JAKARTA (Waspada): Komisi I DPR RI mendukung kebebasan pers sebagai bagian dari hak asasi manusia yang dilindungi UUD 1945 pasal 28 F. Kebebasan pers juga dinilai sebagai bagian dari perkembangan demokrasi dan semangat reformasi.
“Kebebasan pers sebagai semangat reformasi. Kita punya semangat yang sama dalam kebebasan informasi publik. Saya sebagai anggota DPR mendukung kebebasan pers dari sisi legislasi ataupun peraturan nasional demi terciptanya kemajuan bangsa,” ujar Ketua Komisi I, Kemal Aziz Stamboel dari Fraksi Partai Keadilan Sejahtera (F-PKS) pada rapat dengar pendapat umum (RDPU) Komisi I dengan Dewan Pers, Persatuan Wartawan Indonesia (PWI) dan Aliansi Jurnalis Independen (AJI) di DPR Jakarta, Rabu (25/11).
Roy Suryo (F-PD) menegaskan, tanpa keterbukaan informasi maka pers tidak dapat mencari dan memperoleh informasi yang dibutuhkan masyarakat. Akibatnya pers tidak dapat menjalankan fungsinya secara maksimal.
Menyinggung perkembangan dunia pers, Roy melihat adanya campur tangan dari pemilik perusahaan pers yang mempunyai afiliasi kepentingan politik tertentu. “Media yang dilahirkan terlihat condong memihak pada kepentingan pemilik perusahaan media,” katanya.
Sedangkan anggota DPR dari Fraksi Partai Golkar, Paskalis Kossay menilai pers di Indonesia terlalu bebas. Sebab itu pihaknya meminta Dewan Pers, PWI dan AJI dapat mengatur media yang ada, sebab pers dan rakyat mempunyai peran dalam membangun negara yang kuat.
Dia menyontohkan kasus alat utama sistem pertahanan (alutsista) yang dengan mudahnya di publikasikan media. Menurutnya, alutsista merupakan kekuatan negara dan bisa menjadikan ukuran bagi negara lain.

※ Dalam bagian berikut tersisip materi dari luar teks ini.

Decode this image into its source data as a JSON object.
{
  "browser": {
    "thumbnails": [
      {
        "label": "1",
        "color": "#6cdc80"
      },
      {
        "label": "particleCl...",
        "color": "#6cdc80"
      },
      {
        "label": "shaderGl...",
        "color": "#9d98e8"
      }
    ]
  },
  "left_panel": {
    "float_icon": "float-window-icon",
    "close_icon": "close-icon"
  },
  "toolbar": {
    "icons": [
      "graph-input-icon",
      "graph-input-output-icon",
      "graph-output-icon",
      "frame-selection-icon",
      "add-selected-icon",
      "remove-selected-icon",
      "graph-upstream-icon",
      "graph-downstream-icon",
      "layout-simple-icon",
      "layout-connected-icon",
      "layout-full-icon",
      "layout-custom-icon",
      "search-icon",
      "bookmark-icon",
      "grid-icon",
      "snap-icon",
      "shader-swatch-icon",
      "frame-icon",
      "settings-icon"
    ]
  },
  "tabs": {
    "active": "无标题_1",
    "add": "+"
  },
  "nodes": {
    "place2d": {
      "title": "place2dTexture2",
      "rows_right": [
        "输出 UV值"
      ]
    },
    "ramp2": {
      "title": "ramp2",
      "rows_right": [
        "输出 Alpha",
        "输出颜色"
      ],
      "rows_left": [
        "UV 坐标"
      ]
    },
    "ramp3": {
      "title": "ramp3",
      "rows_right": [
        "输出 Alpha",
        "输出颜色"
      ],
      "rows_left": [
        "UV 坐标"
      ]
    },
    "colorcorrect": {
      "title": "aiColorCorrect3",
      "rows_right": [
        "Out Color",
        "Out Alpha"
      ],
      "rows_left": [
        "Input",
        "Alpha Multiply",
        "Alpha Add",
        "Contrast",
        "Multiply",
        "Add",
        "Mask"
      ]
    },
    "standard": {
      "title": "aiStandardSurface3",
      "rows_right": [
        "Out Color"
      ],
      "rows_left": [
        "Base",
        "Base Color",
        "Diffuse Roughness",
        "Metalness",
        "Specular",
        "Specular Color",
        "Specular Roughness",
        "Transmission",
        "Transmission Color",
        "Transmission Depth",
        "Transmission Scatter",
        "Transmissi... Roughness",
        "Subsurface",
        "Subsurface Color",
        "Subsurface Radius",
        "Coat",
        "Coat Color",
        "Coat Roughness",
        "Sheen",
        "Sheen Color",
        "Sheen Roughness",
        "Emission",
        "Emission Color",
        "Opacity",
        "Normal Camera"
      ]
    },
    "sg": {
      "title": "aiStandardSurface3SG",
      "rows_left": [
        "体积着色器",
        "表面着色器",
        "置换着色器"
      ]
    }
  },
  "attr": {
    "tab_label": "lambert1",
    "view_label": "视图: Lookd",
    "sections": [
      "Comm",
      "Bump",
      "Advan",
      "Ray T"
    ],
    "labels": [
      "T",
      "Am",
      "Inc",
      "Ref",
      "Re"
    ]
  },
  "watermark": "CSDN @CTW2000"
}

Ketua PWI Margiono mengatakan, kebebasan pers perlu dimaknai bahwa organisasi dan perusahaan pers wajib mengembangkan dirinya dan diawaki kalangan profesional. “Masyarakat yang cerdas senantiasa memerlukan pers yang cerdas pula,” kata dia.
Sedangkan AJI merekomendasikan supaya produk perundang-undangan yang mengandung muatan pembatasan mengenai informasi tetap mengacu pada prinsip kebebasan pers dan kebebasan informasi, sebagaimana diatur UUD 1945, konvensi hak sipil dan politik serta UU No. 40/1999 tentang pers dan UU No.14/2008 tentang keterbukaan informasi publik (KIP). Dia juga meminta kepentingan publik diutamakan dalam legislasi terkait informasi. Kepentingan publik merupakan tolok ukur apakah suatu informasi layak dirahasiakan atau tidak. (aya)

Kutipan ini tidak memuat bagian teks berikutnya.